BufferedReader in a multi-core environment


I have 8 files. Each one of them is about 1.7 GB. I'm reading those files into a byte array and that operation is fast enough.

Each file is then read as follow:

BufferedReader br=new BufferedReader(new InputStreamReader(new ByteArrayInputStream(data))); 

When processed using a single core in a sequential sense it takes abour 60 seconds to complete. However, when distributing the computation over 8 separate cores it takes far longer than 60 seconds per file.

Since the data are all in memory and no IO operations is performed, I would have presumed that it should take no longer than 60 seconds to process a single file per core. So, the total 8 files should complete in just over 60 seconds but this is not the case.
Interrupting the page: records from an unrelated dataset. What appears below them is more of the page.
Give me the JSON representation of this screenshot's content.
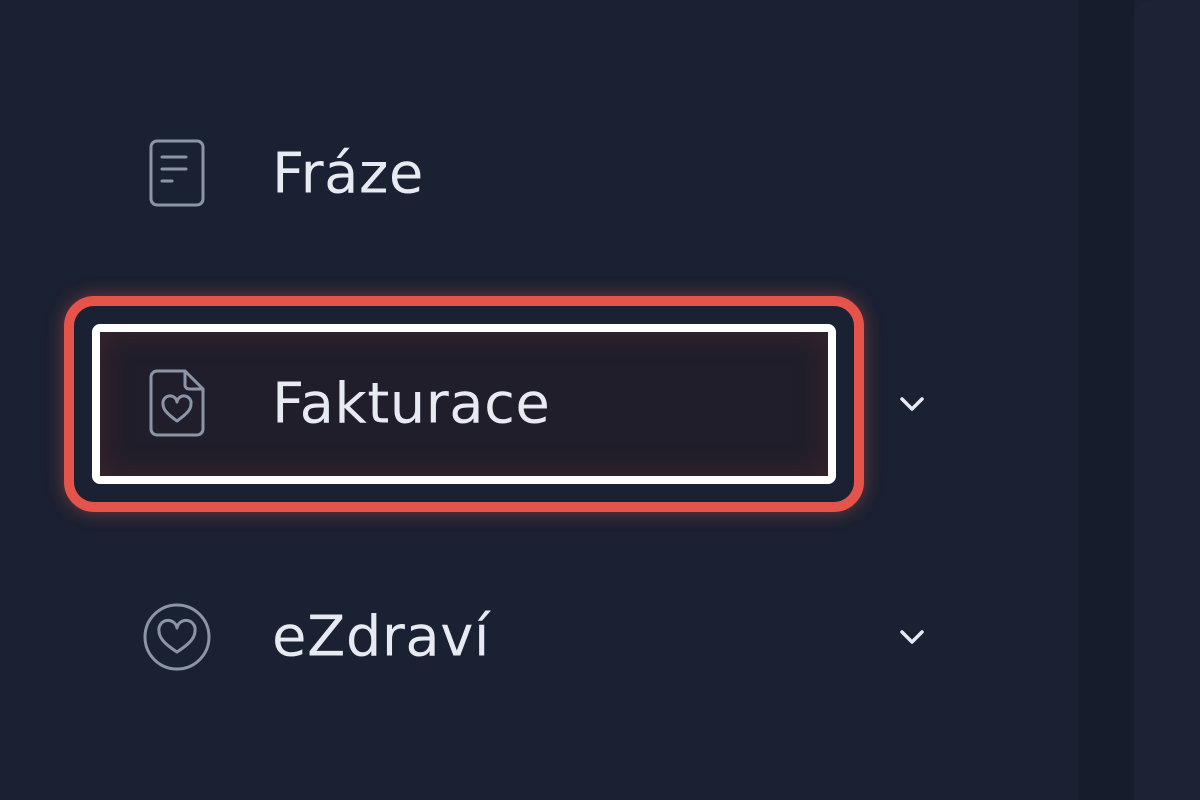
{
  "sidebar": {
    "items": [
      {
        "label": "Fráze",
        "icon": "document-lines-icon",
        "expandable": false
      },
      {
        "label": "Fakturace",
        "icon": "document-heart-icon",
        "expandable": true,
        "focused": true
      },
      {
        "label": "eZdraví",
        "icon": "heart-circle-icon",
        "expandable": true
      }
    ]
  },
  "colors": {
    "background": "#1a2132",
    "text": "#e7eaf1",
    "icon": "#8b95a7",
    "focus_inner": "#ffffff",
    "focus_outer": "#e4544a"
  }
}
Am I missing something about BufferedReader behaviour? or any of the readers used in the above code.

It might worth mentioning that I'm using this code to upload files first:

byte[] content=org.apache.commons.io.FileUtils.readFileToByteArray(new File(filePath));

The code over all looks like this:

For each file
 read the file into a byte[]
 add the byte[] to a list
end For
For each item in the list
 create a thread and pass a byte[] to it
end For

Solution

  • How are you actually "distributing the computation"? Is there synchronization involved? Are you simply creating 8 threads to read the 8 files?

    What platform are you running on (linux, windows, etc.)? I have seen seemingly strange behavior from the windows scheduler before where it moves a single process from core to core to try and balance the load among the cores. This ended up causing slower performance than just allowing a single core to be utilized more than the rest.